The 120 billion rupee debt is part of Jindal Steel’s 200 billion rupee capital expenditure program for the two years ending March 31, 2015, by which time it plans to double steelmaking capacity to 6 million metric tons and triple electricity generation capacity to 3,400 megawatts. The spending also includes expanding steel capacity in Oman and buying iron ore and coal assets.
Separately, the company’s Botswana unit plans to spend about $2 billion to build a 600 megawatt coal power plant in Mmamabula fields as early as May or June, Project Manager Neeraj Saxena said yesterday in a phone interview.
The fresh borrowings will lead to a rise in New Delhi-based Jindal Steel’s gross debt level, which was 240 billion rupees as of Dec. 31. Yields on its 9.8 percent rupee notes maturing August 2020 fell 19 basis points to 9.23 percent year to date, according to indicative prices compiled by Bloomberg.
“Debt is not a concern as our debt to equity ratio is about 1:1 and will remain in this range,” Maroo said. “We have about a $1 billion of cash flow, which should rise with the start of the new projects. Most of our capex will come to an end in two years by which we expect our cash flow and earnings before interest, taxes, depreciation, and amortization to increase.”

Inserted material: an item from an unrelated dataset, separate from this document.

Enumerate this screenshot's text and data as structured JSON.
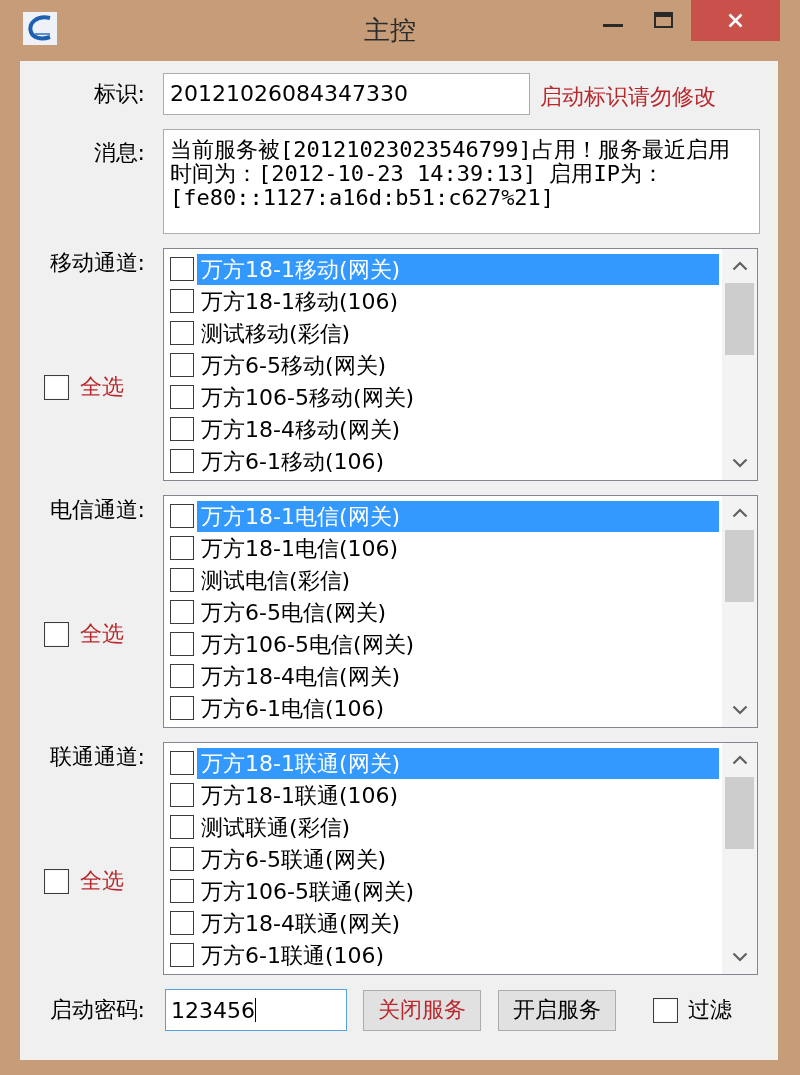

Investments to boost India’s generation capacity and build electricity networks may more than double to $274 billion in five years ending March 31, according to a report by the Planning Commission, which assesses and allocates resources.
Jindal Steel shares rose 0.7 percent to 365.75 rupees at close in Mumbai. The stock has declined 38 percent in the past year, compared with an 11 percent gain in the benchmark S&P BSE Sensitive index.
“Our concern is the return on the capital expenditure may not be as expected as Jindal Steel has still to secure raw material sources in India,” said Giriraj Daga, an analyst with Nirmal Bang Equities Pvt. in Mumbai. “It’s cost of capex is also higher than the industry average.”
The company is in the final stages of completing a 2,400-megawatt power unit in Chhattisgarh and a steel plant in Odisha’s Angul that will use gas from coal to fire furnaces, Maroo said.
“We’re assuming the commissioning of the coal-to-gas unit toward the end of third quarter,” Pritam Lala and Parin Tanna, analysts at brokerage B&K Securities said in a Feb. 25 report. “The next phase of growth for Jindal Steel depends on the ramping up and profitability of the Angul plant.”
Lala is among the 22 analysts who advise buying the stock, according to data compiled by Bloomberg. Ten have a sell recommendation, while six recommend holding the shares.
Jindal Steel is looking at acquiring iron ore mines in Africa, Ukraine, Indonesia and Australia and a deal may be signed before the end of the calendar year, Maroo said. It’s simultaneously looking at coking coal assets in Indonesia and Australia to meet needs at its steel units.
“We’ve got thermal coal mines hence the intensity for buying iron ore and coking coal is more,” Maroo said. “The iron ore mine will be linked to our steel mill in Oman.”
The company will start shipments of semi-soft coking coal produced at its mine in Mozambique, with first exports of 50,000 tons to India next quarter, Maroo said. The target is to produce as much as 1 million tons of the steelmaking ingredient, he said.
“We are looking at smaller deals of between $20 and $200 million in greenfield iron ore mines and are in talks with multiple companies,” Maroo said. “The investment will be large over a period of time as we will need to spend money in technology, exploration and infrastructure.”
Jindal Steel withdrew from talks to buy Afferro Mining Inc. in Cameroon as much of the proven iron ore reserves were low grade and it would have to spend “billions of dollars” to create the required infrastructure, it said on Feb. 7. In September, it acquired Canada’s CIC Energy Corp. to gain a coal mine in Botswana.
“The objective is to use resources for our own needs, which is increasing, which is rising,” Maroo said. “Any surplus will be sold in the open market and that’s how we will take baby steps toward becoming a resources company. In another three to five years we will be a resource company with coking coal, thermal coal and iron ore assets.”